The EB-PVD ceramic coating has typical columnar grains with a nanometer-scale gap, allowing large strain tolerance during thermal cycling. The ceramic/bond coating interface is much smoother in comparison to that of APS, which results in a relative smaller adhesion capacity. The growth of a TGO at the ceramic/bond interface is widely considered as the key factor to spallation of protective layers. As a ceramiclike material, the TGO layer shows greater cohesion to the ceramic coating than that of a metal bond coating, and thus, the TGO/metal interface becomes the weak area to produce delamination [37]. The recognized spallation criterion is that the strain energy within the oxide layer is equal to the energy required to produce decohesion at the oxide/bond coating interface. Therefore, the limit state function of interface failure of TBCs produced by EB-PVD can be expressed as [37]

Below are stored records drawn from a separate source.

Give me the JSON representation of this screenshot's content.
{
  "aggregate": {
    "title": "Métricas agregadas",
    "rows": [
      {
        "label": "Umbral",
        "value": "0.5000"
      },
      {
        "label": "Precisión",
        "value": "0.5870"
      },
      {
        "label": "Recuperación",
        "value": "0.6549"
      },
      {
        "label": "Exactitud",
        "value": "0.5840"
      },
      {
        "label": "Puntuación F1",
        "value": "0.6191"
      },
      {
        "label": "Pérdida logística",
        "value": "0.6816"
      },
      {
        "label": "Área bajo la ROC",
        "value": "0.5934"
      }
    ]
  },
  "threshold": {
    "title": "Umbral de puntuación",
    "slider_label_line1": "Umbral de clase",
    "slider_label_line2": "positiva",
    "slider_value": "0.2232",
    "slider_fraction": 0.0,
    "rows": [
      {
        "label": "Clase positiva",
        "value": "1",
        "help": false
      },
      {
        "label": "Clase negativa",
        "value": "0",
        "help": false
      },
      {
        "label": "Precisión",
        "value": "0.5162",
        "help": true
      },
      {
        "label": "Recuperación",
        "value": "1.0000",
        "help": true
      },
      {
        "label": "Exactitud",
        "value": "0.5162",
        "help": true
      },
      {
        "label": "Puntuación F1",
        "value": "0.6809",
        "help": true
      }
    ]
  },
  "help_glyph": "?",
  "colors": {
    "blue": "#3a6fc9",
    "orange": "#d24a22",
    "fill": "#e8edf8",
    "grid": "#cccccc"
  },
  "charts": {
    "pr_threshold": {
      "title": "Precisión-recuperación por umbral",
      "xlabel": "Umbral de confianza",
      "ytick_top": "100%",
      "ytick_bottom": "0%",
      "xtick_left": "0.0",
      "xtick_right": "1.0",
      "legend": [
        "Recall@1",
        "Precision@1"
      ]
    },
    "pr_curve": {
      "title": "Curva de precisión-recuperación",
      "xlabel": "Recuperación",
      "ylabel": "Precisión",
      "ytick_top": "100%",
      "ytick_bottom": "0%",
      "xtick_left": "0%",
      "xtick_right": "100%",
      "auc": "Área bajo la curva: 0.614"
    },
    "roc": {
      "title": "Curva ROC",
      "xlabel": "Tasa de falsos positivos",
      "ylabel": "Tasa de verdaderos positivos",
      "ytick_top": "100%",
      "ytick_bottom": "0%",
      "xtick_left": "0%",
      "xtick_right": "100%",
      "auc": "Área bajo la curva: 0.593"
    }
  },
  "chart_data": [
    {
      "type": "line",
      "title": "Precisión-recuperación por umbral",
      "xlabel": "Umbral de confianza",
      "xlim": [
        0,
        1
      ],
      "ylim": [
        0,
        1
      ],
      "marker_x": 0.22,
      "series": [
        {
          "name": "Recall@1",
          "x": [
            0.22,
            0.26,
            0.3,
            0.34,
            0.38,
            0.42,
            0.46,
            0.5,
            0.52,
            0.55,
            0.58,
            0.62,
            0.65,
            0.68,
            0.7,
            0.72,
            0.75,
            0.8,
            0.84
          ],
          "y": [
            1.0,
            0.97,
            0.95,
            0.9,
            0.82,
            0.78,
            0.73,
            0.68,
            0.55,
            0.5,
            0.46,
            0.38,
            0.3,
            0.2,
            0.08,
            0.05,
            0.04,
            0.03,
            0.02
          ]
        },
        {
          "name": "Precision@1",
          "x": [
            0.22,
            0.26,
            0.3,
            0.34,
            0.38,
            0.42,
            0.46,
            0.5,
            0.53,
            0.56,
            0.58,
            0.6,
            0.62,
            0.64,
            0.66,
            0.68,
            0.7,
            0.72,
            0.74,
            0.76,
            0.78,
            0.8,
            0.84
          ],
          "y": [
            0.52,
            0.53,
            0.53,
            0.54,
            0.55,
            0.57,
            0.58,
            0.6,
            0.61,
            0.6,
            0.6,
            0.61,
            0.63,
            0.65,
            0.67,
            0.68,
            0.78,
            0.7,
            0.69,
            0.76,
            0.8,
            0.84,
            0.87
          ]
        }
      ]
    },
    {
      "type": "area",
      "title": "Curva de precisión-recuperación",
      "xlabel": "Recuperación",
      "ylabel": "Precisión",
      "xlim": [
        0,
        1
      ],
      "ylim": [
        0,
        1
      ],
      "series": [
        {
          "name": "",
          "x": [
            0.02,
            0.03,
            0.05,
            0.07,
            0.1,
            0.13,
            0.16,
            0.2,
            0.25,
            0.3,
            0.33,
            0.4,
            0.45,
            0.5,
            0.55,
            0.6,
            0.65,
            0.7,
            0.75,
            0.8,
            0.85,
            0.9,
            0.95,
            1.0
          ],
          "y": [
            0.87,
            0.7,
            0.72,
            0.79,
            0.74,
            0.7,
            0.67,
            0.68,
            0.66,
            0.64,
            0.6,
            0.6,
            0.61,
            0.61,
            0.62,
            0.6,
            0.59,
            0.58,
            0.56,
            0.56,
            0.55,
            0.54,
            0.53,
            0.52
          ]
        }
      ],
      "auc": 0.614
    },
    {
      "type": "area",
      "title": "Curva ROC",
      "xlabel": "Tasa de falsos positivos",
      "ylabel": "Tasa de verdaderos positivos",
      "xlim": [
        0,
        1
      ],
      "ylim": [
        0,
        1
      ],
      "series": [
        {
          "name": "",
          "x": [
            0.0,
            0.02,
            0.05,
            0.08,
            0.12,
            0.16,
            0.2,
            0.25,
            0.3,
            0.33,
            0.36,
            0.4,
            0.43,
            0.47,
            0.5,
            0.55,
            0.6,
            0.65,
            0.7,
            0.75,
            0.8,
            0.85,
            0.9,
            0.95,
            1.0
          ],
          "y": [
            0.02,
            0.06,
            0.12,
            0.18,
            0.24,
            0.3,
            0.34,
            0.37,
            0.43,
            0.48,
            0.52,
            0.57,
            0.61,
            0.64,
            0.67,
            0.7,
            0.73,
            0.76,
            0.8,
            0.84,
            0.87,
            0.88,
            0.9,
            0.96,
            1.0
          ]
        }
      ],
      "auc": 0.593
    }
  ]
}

$$\begin{aligned} Z=\gamma _{\mathrm{F}} -E_{\mathrm{TGO}} \left( {1-\nu } \right) \left( {\Delta \alpha \Delta T} \right) ^{2}h=0, \end{aligned}$$
(24)

where \(E_{\mathrm{TGO}} \) is the Young’s modulus of the TGO, \(\nu \) is Poisson’s ratio, h is the oxide thickness, and \(\gamma _{\mathrm{F}} \) is the energy required per unit area to produce an interfacial fracture. Based on experimental results [32, 3844], the mean values, deviations, and distributions of parameters in Eq. (24) are given in Table 2. Among these parameters, \(E_{\mathrm{TGO}} \) and the parameter \(\gamma _{\mathrm{F}} \) are satisfied by the Weibull distribution, with mean values of 50 J/m\(^{2}\) and 380 GPa and deviations of 5 J/m\(^{2}\) and 100 GPa, respectively. The Poisson’s ratio \(\nu \) of the TGO is approximately 0.23. The other parameters are assumed to be normally distributed.

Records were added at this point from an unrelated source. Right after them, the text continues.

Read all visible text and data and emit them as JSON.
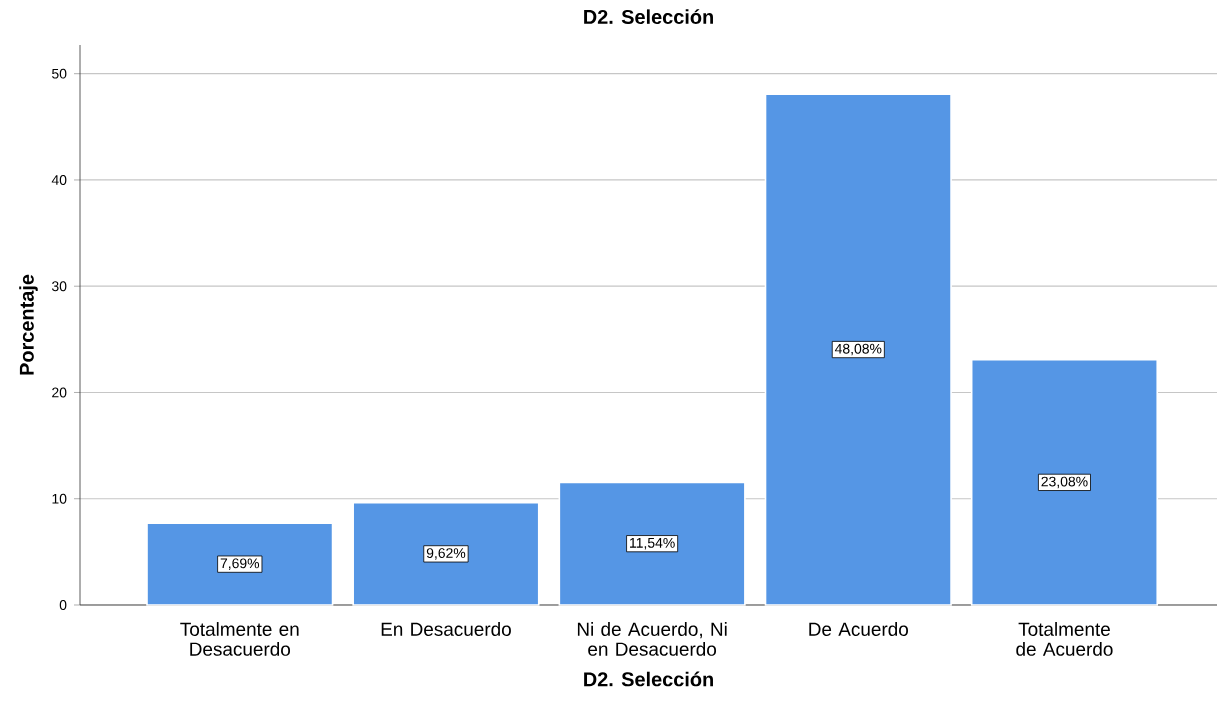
{
  "chart_data": {
    "type": "bar",
    "title": "D2. Selección",
    "xlabel": "D2. Selección",
    "ylabel": "Porcentaje",
    "categories": [
      "Totalmente en Desacuerdo",
      "En Desacuerdo",
      "Ni de Acuerdo, Ni en Desacuerdo",
      "De Acuerdo",
      "Totalmente de Acuerdo"
    ],
    "values": [
      7.69,
      9.62,
      11.54,
      48.08,
      23.08
    ],
    "value_labels": [
      "7,69%",
      "9,62%",
      "11,54%",
      "48,08%",
      "23,08%"
    ],
    "color": "#5596e5",
    "ylim": [
      0,
      52.7
    ],
    "yticks": [
      0,
      10,
      20,
      30,
      40,
      50
    ],
    "grid": "y"
  }
}
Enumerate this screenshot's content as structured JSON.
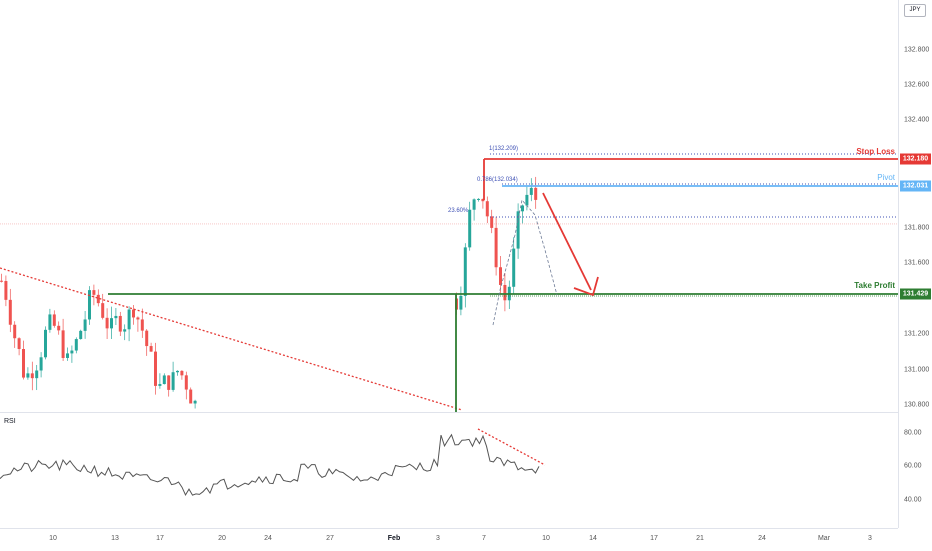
{
  "symbol_currency": "JPY",
  "colors": {
    "bull": "#26a69a",
    "bear": "#ef5350",
    "stop_loss": "#e53935",
    "pivot": "#64b5f6",
    "take_profit": "#2e7d32",
    "fib": "#3f51b5",
    "trendline": "#e53935",
    "rsi": "#555555"
  },
  "price_axis": {
    "ticks": [
      "132.800",
      "132.600",
      "132.400",
      "131.800",
      "131.600",
      "131.200",
      "131.000",
      "130.800"
    ],
    "rsi_ticks": [
      "80.00",
      "60.00",
      "40.00"
    ]
  },
  "levels": {
    "stop_loss": {
      "label": "Stop Loss",
      "price": "132.180"
    },
    "pivot": {
      "label": "Pivot",
      "price": "132.031"
    },
    "take_profit": {
      "label": "Take Profit",
      "price": "131.429"
    }
  },
  "fib_labels": {
    "level_1": "1(132.209)",
    "level_0786": "0.786(132.034)",
    "level_236": "23.60%"
  },
  "rsi": {
    "label": "RSI"
  },
  "time_axis": {
    "labels": [
      "10",
      "13",
      "17",
      "20",
      "24",
      "27",
      "Feb",
      "3",
      "7",
      "10",
      "14",
      "17",
      "21",
      "24",
      "Mar",
      "3"
    ]
  }
}
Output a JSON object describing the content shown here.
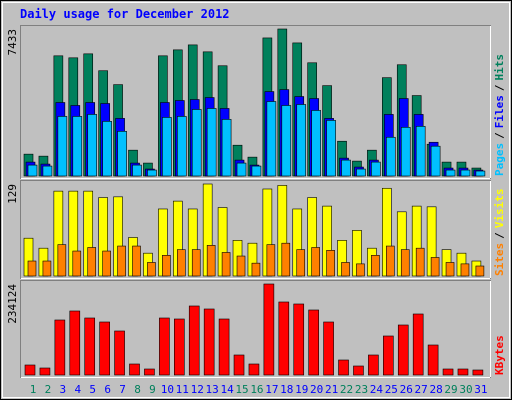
{
  "chart_data": {
    "type": "bar",
    "title": "Daily usage for December 2012",
    "categories": [
      "1",
      "2",
      "3",
      "4",
      "5",
      "6",
      "7",
      "8",
      "9",
      "10",
      "11",
      "12",
      "13",
      "14",
      "15",
      "16",
      "17",
      "18",
      "19",
      "20",
      "21",
      "22",
      "23",
      "24",
      "25",
      "26",
      "27",
      "28",
      "29",
      "30",
      "31"
    ],
    "category_color": "#0000ff",
    "highlight_color": "#00805c",
    "highlight_indices": [
      0,
      1,
      7,
      8,
      14,
      15,
      21,
      22,
      28,
      29
    ],
    "legend_separator": "/",
    "panels": [
      {
        "ylim": [
          0,
          7433
        ],
        "yticks": [
          7433
        ],
        "series": [
          {
            "name": "Hits",
            "color": "#00805c",
            "values": [
              1105,
              1004,
              6077,
              5976,
              6177,
              5323,
              4620,
              1306,
              653,
              6077,
              6378,
              6629,
              6278,
              5574,
              1557,
              954,
              6981,
              7433,
              6729,
              5725,
              4570,
              1758,
              753,
              1306,
              4972,
              5625,
              4068,
              1607,
              703,
              703,
              402
            ]
          },
          {
            "name": "Files",
            "color": "#0000ff",
            "values": [
              703,
              603,
              3716,
              3566,
              3716,
              3666,
              2913,
              653,
              352,
              3716,
              3817,
              3867,
              3967,
              3415,
              804,
              552,
              4269,
              4369,
              4018,
              3917,
              2913,
              904,
              452,
              804,
              3114,
              3917,
              3114,
              1707,
              402,
              402,
              301
            ]
          },
          {
            "name": "Pages",
            "color": "#00c0ff",
            "values": [
              552,
              502,
              3013,
              3013,
              3114,
              2762,
              2260,
              552,
              301,
              2963,
              3013,
              3365,
              3415,
              2863,
              653,
              502,
              3767,
              3566,
              3616,
              3315,
              2812,
              804,
              352,
              703,
              1959,
              2461,
              2511,
              1507,
              301,
              301,
              251
            ]
          }
        ]
      },
      {
        "ylim": [
          0,
          129
        ],
        "yticks": [
          129
        ],
        "series": [
          {
            "name": "Visits",
            "color": "#ffff00",
            "values": [
              53,
              39,
              119,
              119,
              119,
              110,
              111,
              54,
              32,
              94,
              105,
              94,
              129,
              96,
              50,
              46,
              122,
              127,
              94,
              110,
              98,
              50,
              64,
              39,
              123,
              90,
              98,
              97,
              37,
              32,
              21
            ]
          },
          {
            "name": "Sites",
            "color": "#ff8000",
            "values": [
              21,
              21,
              44,
              35,
              40,
              35,
              42,
              42,
              19,
              29,
              37,
              37,
              43,
              33,
              28,
              18,
              44,
              46,
              37,
              40,
              36,
              19,
              17,
              29,
              42,
              37,
              39,
              26,
              19,
              17,
              14
            ]
          }
        ]
      },
      {
        "ylim": [
          0,
          234124
        ],
        "yticks": [
          234124
        ],
        "series": [
          {
            "name": "KBytes",
            "color": "#ff0000",
            "values": [
              25730,
              18011,
              141515,
              164672,
              146661,
              136369,
              113212,
              28303,
              15438,
              146661,
              144088,
              177537,
              169818,
              144088,
              51460,
              28303,
              234124,
              187829,
              182683,
              167245,
              136369,
              38595,
              23157,
              51460,
              100347,
              128650,
              156953,
              77190,
              15438,
              15438,
              12865
            ]
          }
        ]
      }
    ]
  }
}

Similarly, the failure probability is estimated by the second-order second moment reliability method. Substituting these parameters into the estimation algorithm, the failure probability of EB-PVD spallation is approximately 46.92%. Figure 6 shows the relationships between the failure probability and the nondimensional variables in Eq. (24). Similar to the results of APS coating, the risk probability decreases with the increase in the nondimensional resistance parameter \(\gamma _{\mathrm{F}} /(E_{\mathrm{TGO}} h)\) and increases with the rise of the nondimensional load parameter \(\Delta \alpha \Delta T\). Fitting these curves with a quadratic function in Eq. (19), the sensitivity factors for EB-PVD coatings can be determined. As shown in Fig. 7, the thermal strain due to the temperature drop and the difference in thermal expansion coefficients virtually control the reliability of the TBCs, which are in good agreement with their failure mechanism [37].

Fig. 7
figure 7

Sensitivity factors of nondimensional variables in spallation of EB-PVD ceramic coating

It is worth noting that the accuracy of the parameters of TBCs is important for the reliability assessment. Though the parameters used in this work fall within a reasonable range, we must admit that our work is incomplete. The result should only be compared with experiments conducted to ascertain precision. We are still working on the collection and measurement of reasonable parameters to improve the reliability assessment.

5 Conclusions

A reliability assessment method for the interface failure of TBCs has been established based on a failure probability analysis. The interface failure of two kinds of TBC with different mechanisms was analyzed. It is shown that the failure probabilities are 40.64 % and 46.92 %, indicating that these TBCs cannot meet design requirements under severe circumstances. For both TBCs, the temperature drop of load-related parameters and the thermal mismatch in material-related parameters mainly control their reliabilities. Under temperature cycling, the load can be regarded as the product of thermal mismatch and temperature drop, and thus the load-related parameters have a more significant effect on the uncertainty of service reliability in comparison to material or geometry-related parameters. It is also shown that reliability can be improved by increasing the resistance index of TBCs. Therefore, such a methodology provides a quantitative way to assess the risk level and further tailor specific designs with a given reliability.